In Sustainable Development Goal 4, the 2030 agenda focuses on quality education and lifelong learning for all to enable every woman and man to acquire skills, knowledge and values to become everything they wish as well as participate fully in their societies. “This is especially important for girls and women, as well as minorities, indigenous peoples and rural populations.
This is reflected in UNESCO’s Education 2030 Framework for Action, a road-map to implementing the 2030 Agenda, encouraging full respect for the use of mother languages in teaching and learning, and the promotion and preservation of linguistic diversity,” the UNESCO official said in a statement.

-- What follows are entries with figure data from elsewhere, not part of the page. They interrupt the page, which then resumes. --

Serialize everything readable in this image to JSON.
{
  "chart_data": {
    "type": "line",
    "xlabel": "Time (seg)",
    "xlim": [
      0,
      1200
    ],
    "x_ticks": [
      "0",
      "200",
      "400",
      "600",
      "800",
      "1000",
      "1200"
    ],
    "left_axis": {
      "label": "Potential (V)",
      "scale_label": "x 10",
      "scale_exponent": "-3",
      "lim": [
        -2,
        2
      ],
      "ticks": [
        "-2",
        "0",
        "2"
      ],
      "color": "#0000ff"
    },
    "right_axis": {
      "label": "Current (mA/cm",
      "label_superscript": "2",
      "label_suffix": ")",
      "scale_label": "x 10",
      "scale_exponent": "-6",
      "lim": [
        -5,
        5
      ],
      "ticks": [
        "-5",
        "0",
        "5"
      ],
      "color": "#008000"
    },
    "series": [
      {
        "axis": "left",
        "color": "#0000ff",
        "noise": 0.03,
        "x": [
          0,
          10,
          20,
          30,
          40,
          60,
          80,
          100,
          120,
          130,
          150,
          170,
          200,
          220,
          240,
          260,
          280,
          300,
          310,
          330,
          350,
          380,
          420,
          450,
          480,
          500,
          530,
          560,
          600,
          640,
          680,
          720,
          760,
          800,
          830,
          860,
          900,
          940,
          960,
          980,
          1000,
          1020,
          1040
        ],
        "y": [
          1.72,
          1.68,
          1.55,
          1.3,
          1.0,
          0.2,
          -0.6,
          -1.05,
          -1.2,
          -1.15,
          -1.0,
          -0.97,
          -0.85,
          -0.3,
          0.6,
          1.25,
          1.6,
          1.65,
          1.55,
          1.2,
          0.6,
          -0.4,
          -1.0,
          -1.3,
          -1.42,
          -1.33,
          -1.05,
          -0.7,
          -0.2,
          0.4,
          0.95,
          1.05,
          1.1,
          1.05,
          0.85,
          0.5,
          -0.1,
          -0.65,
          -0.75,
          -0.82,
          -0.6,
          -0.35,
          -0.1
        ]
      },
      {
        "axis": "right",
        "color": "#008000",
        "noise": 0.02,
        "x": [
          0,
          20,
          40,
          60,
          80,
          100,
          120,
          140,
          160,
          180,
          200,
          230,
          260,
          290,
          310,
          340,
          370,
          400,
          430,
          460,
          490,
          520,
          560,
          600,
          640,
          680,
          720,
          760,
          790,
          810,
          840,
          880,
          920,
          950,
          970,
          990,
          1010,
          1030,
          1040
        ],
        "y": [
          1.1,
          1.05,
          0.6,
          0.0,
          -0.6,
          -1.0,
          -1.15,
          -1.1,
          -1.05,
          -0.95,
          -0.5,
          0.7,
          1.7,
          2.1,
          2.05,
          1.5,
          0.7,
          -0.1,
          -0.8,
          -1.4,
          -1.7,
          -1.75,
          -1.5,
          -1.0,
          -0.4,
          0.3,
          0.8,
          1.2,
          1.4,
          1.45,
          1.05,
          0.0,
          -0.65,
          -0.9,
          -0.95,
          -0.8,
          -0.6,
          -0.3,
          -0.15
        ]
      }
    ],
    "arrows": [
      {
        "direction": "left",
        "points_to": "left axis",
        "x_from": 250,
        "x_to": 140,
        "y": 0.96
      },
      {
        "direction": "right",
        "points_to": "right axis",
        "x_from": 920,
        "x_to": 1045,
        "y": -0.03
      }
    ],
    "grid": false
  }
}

Multilingualism is essential to driving these objectives forward and it is vital for success across the 2030 Agenda, regarding growth, employment and health, as well as sustainable consumption and production, and Climate Change.
UNESCO brings the same focus to advancing linguistic diversity on the Internet, through support to relevant local content as well as media and information literacy.
“Through the Local and Indigenous Knowledge Systems (LINKS) programme, UNESCO is highlighting the importance of mother and local languages as channels for safeguarding and sharing indigenous cultures and knowledge, which are vast reservoirs of wisdom,” she observed.